House Republican leaders postponed until next week a vote on their strategy for passing a U.S. spending bill to allow time to seek support from members, one lawmaker said.
House Speaker John Boehner and Majority Leader Eric Cantor are lobbying their caucus to back a spending-bill strategy that would force the Democratic-led Senate to vote on defunding President Barack Obama’s health-care law.
A number of House Republicans oppose the plan because it would allow for passage of a spending bill even if the Senate voted to keep funds for the Affordable Care Act. Those members insist on ending funds for the law.
“There’s a bit of work that needs to be done,” Ohio Republican Steve Chabot said in an interview. He said Republican leaders notified members about the delay today. The vote had been set for tomorrow.
Many Republicans are calling for reductions in entitlement programs and an end to funding for the health-care law in exchange for the spending measure and raising the debt ceiling. Funding for the federal government runs out when the fiscal year ends Sept. 30. The U.S. will reach its debt limit as early as mid-October.
Also today, a Senate Democratic aide said leaders in that party plan to tell Republicans they won’t accept added conditions to the stopgap government-funding bill or an increase in the U.S. debt limit.
Senate Majority Leader Harry Reid, a Nevada Democrat, at a meeting tomorrow with Boehner and other top congressional leaders will tell Republicans that Democrats would agree to a measure that keeps current spending cuts, said the aide. The aide sought anonymity because the plans weren’t public.
House Democrats said they would oppose the Republican effort to force a Senate vote on the health-care law. Dick Durbin of Illinois, the second-ranking Senate Democrat, dismissed the Republican strategy, calling it “clearly a non-starter in the Senate.”
If the plan fails, the risk of a federal government shutdown increases and Republicans’ leverage in talks to raise the nation’s debt ceiling weakens.
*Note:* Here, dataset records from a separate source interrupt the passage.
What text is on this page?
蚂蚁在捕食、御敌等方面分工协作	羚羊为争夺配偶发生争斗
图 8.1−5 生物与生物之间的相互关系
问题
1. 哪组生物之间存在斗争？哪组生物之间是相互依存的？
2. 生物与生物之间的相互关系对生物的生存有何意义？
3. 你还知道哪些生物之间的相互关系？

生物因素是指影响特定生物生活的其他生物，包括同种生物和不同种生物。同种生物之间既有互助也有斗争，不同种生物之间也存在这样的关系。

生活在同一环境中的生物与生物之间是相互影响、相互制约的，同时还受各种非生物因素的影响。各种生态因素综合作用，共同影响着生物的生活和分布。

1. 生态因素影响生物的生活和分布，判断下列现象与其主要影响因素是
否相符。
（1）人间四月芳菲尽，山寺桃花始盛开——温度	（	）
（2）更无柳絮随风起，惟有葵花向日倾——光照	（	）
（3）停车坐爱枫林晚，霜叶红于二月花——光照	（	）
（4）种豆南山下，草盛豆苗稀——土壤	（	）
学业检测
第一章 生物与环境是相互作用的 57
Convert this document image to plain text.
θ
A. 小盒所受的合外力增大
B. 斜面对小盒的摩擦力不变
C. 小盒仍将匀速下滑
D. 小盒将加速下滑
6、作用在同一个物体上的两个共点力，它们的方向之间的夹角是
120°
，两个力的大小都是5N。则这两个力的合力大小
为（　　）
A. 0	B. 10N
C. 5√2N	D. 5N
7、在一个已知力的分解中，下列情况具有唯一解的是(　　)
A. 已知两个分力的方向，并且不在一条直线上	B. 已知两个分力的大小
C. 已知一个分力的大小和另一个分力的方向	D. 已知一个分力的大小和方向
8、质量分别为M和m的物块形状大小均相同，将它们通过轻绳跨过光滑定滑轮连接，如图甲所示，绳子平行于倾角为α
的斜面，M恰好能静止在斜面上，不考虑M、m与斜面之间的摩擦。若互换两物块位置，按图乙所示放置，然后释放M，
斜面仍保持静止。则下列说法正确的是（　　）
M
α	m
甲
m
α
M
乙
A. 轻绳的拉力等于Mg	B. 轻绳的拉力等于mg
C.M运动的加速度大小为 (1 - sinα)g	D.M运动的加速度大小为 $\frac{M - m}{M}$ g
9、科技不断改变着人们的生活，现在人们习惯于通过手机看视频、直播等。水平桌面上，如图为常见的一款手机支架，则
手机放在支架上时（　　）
“You know how we stumbled into World War I?” Representative Gerald Connolly, a Virginia Democrat, said in an interview yesterday. “I don’t think there is any design to have a government shutdown, but I think right now Cantor and company risk stumbling into a government shutdown.”
Boehner, an Ohio Republican, said earlier this week his goal was to “cut spending and to stop Obamacare,” not to shut down the government.
The House has voted 40 times to repeal, delay or defund all or part of the health-care law. The Senate has refused to take up almost all of those measures. The 2010 health-care law, upheld last year by the U.S. Supreme Court, is designed to expand coverage to at least 30 million people.
Reid and Boehner plan to meet tomorrow with House Minority Leader Nancy Pelosi, a California Democrat, and Senate Minority Leader Mitch McConnell, a Kentucky Republican, to discuss government financing and the debt ceiling.